On 08/03/12 08:33, Wayne Stallwood wrote:
There is an overhead associated with launching scripts at that frequency and of course you have to take steps to make sure a problem doesn't end up with the script running into itself or when the system is under heavy load....probably it was decided that giving cron 1 second granularity might just encourage people to do bad things :)
Agreed. Although that said, the cut-off point is arbitrary, and cron has been able to go down to 1min resolution for many years (decades?), so all the arguments that apply to 1s resolution must have applied to 1m resolution 20 years ago. The overhead involved in starting a script must be considerably smaller (in relation to the capabilities of the typical host system) than it used to be, and I would be surprised if 1s resolution isn't actually just as "sensible" (or otherwise) as 1m resolution was when cron first adopted it.
In my case, writing a daemon is definitely the right option. But for a quick and dirty test system 1s cron would be adequate (and may actually prove to remain adequate in the real world). There are advantages in creating new instances; the impact of things like memory leaks etc are confined to the 1s execution rather than compounded over time. This is not an argument against doing things properly, but it is still one option for making a system more reliable.
Although my need here is at a "micro" level, at a macro level we have situations where a desktop web browser (Firefox) has to be restarted daily to avoid accumulated problems - if we don't then it just gets slower and slower and consumes more and more RAM. We do what we can to avoid the core problem, but the daily kill-and-restart improves reliability; if my system is capable of doing what I need in 0.5s under a cron-like system it doesn't really matter if that's 0.4s overhead and it would complete in 0.1s as a daemon (those figures aren't real measured ones, I haven't got that far yet!) because the trade-off in time where it makes no difference to the results is justified for the increased resilience of the system as a result.
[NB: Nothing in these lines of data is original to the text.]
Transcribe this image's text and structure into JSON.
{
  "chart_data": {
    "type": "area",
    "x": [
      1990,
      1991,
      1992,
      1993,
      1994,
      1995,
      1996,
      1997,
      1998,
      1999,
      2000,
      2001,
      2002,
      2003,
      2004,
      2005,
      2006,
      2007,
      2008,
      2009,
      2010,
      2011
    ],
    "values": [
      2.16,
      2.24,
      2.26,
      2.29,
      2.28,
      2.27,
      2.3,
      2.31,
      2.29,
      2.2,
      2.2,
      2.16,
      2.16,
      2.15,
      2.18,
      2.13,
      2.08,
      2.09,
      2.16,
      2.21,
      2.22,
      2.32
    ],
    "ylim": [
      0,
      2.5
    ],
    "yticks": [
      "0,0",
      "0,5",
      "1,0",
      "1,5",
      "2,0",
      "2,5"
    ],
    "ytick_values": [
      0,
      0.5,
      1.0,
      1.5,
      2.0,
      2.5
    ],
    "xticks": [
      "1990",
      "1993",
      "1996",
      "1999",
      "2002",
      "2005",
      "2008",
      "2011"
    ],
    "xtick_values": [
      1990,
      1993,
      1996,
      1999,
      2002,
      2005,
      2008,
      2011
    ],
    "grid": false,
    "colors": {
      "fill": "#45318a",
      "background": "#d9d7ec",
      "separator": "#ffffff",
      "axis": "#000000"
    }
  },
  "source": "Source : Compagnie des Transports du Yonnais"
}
As an aside, the problem with "while (1) { do (something); sleep(1); }" is that it won't actually run every second; the time taken to do(something) isn't taken into account. In my case, if do(something) takes more than a second for any reason, it's actually more important that I kill it and start again than it is to let it complete. Agreed that this should all be managed within a daemon; I just want that daemon to be a tried-and-tested scheduler like cron (if such a thing exists), not something homebrewed.